Female detainees can be vulnerable even before they enter prison because of the violence or discrimination they have suffered. Many have a past marked by domestic violence, exploitation, drug use, drug trafficking and poverty. Stigmatisation of women detainees can be particularly strong and lead to family rejection, resulting in isolation that reduces their prospects of reintegration into society after release.

Authorities must protect women detainees from physical and mental violence and abuse by prison staff and fellow inmates. Supervisory staff should therefore be predominantly female. Invasive body searches should only take place as a last resort, in order to avoid potentially traumatic humiliation.

Women from indigenous or ethnic minority groups, women with disabilities, lesbians, and women living with HIV or AIDS are often proportionally overrepresented in prisons.
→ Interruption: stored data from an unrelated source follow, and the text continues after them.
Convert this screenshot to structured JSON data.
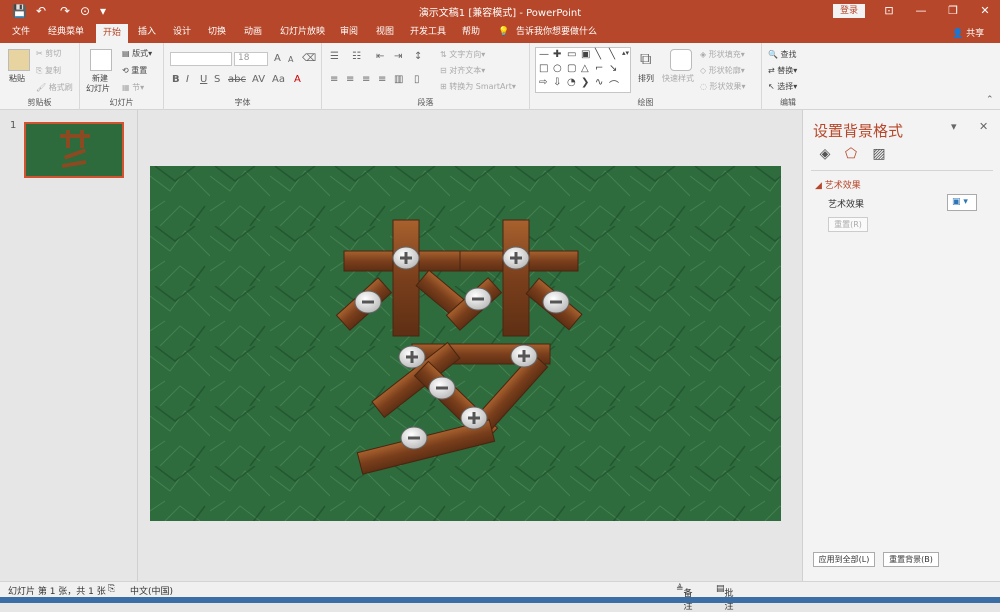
{
  "window": {
    "title": "演示文稿1 [兼容模式] - PowerPoint",
    "login_label": "登录",
    "controls": [
      "⊡",
      "—",
      "❐",
      "✕"
    ]
  },
  "quick_access": [
    "💾",
    "↶",
    "↷",
    "⊙",
    "▾"
  ],
  "tabs": [
    "文件",
    "经典菜单",
    "开始",
    "插入",
    "设计",
    "切换",
    "动画",
    "幻灯片放映",
    "审阅",
    "视图",
    "开发工具",
    "帮助"
  ],
  "tell_me": "告诉我你想要做什么",
  "share_label": "共享",
  "ribbon": {
    "clipboard": {
      "paste": "粘贴",
      "cut": "剪切",
      "copy": "复制",
      "format_painter": "格式刷",
      "label": "剪贴板"
    },
    "slides": {
      "new_slide": "新建",
      "new_slide2": "幻灯片",
      "layout": "版式",
      "reset": "重置",
      "section": "节",
      "label": "幻灯片"
    },
    "font": {
      "size": "18",
      "label": "字体"
    },
    "paragraph": {
      "text_direction": "文字方向",
      "align_text": "对齐文本",
      "smartart": "转换为 SmartArt",
      "label": "段落"
    },
    "drawing": {
      "arrange": "排列",
      "quick_styles": "快速样式",
      "shape_fill": "形状填充",
      "shape_outline": "形状轮廓",
      "shape_effects": "形状效果",
      "label": "绘图"
    },
    "editing": {
      "find": "查找",
      "replace": "替换",
      "select": "选择",
      "label": "编辑"
    }
  },
  "slides_pane": {
    "number": "1"
  },
  "format_pane": {
    "title": "设置背景格式",
    "section": "艺术效果",
    "effect_label": "艺术效果",
    "reset_label": "重置(R)",
    "apply_all": "应用到全部(L)",
    "reset_background": "重置背景(B)"
  },
  "status_bar": {
    "slide_info": "幻灯片 第 1 张，共 1 张",
    "language": "中文(中国)",
    "notes": "备注",
    "comments": "批注"
  },
  "colors": {
    "accent": "#b7472a",
    "slide_bg": "#2d6a3c",
    "wood": "#8b4a22"
  }
}
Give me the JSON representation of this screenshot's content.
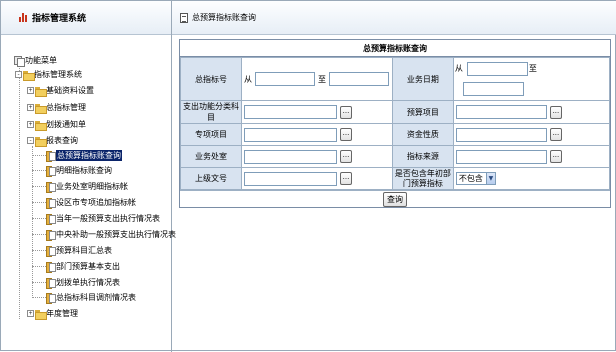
{
  "sidebar": {
    "title": "指标管理系统",
    "tree": {
      "root": "功能菜单",
      "system": "指标管理系统",
      "items": [
        {
          "label": "基础资料设置",
          "expander": "+"
        },
        {
          "label": "总指标管理",
          "expander": "+"
        },
        {
          "label": "划拨通知单",
          "expander": "+"
        },
        {
          "label": "报表查询",
          "expander": "-"
        }
      ],
      "reports": [
        "总预算指标账查询",
        "明细指标账查询",
        "业务处室明细指标帐",
        "设区市专项追加指标帐",
        "当年一般预算支出执行情况表",
        "中央补助一般预算支出执行情况表",
        "预算科目汇总表",
        "部门预算基本支出",
        "划拨单执行情况表",
        "总指标科目调剂情况表"
      ],
      "last": {
        "label": "年度管理",
        "expander": "+"
      },
      "selected_index": 0
    }
  },
  "main": {
    "page_title": "总预算指标账查询",
    "form": {
      "title": "总预算指标账查询",
      "fields": {
        "total_indicator_no": {
          "label": "总指标号",
          "from": "从",
          "to": "至"
        },
        "business_date": {
          "label": "业务日期",
          "from": "从",
          "to": "至"
        },
        "expenditure_subject": {
          "label": "支出功能分类科目"
        },
        "budget_item": {
          "label": "预算项目"
        },
        "special_item": {
          "label": "专项项目"
        },
        "fund_nature": {
          "label": "资金性质"
        },
        "business_office": {
          "label": "业务处室"
        },
        "indicator_source": {
          "label": "指标来源"
        },
        "superior_doc_no": {
          "label": "上级文号"
        },
        "include_initial": {
          "label": "是否包含年初部门预算指标",
          "selected": "不包含"
        }
      },
      "dots": "...",
      "query_button": "查询"
    }
  }
}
They face additional challenges and risks of abuse and discrimination once incarcerated.

The fact that women detainees are a minority of the total prison population is also reflected in infrastructures that are sometimes inadequate, few in number, and located far from their homes or those of their families. These elements can in themselves constitute discriminatory treatment vis-à-vis women detainees. Decisions on placement in detention should therefore take into account the geographical proximity of the prison to the family, especially children, and give preference to alternatives to detention where possible. Where long conjugal visits are allowed for male detainees, they must also be allowed for women.

Female detainees have specific needs and must have access to gynaecological check-ups and screening for diseases such as breast cancer, based on the principle of equivalence of care. The authorities must ensure that these requirements are adequately provided for, including through an adequate health service and regular distribution of sanitary towels in sufficient quantity. In view of their life experiences before being imprisoned, female detainees, especially those who have suffered sexual violence, often require specific psychological support. Special arrangements should be made for pregnant inmates and mothers of young children, taking into account the best interests of the children. Young mothers must be able to breastfeed in conditions that are as normal as possible. Detainees forced to give birth in prison should not be inconvenienced either during or immediately after delivery.

All prison policies related to women should be based on the United Nations Rules for the Treatment of Women Prisoners and Non-custodial Measures for Women Offenders (the Bangkok Rules).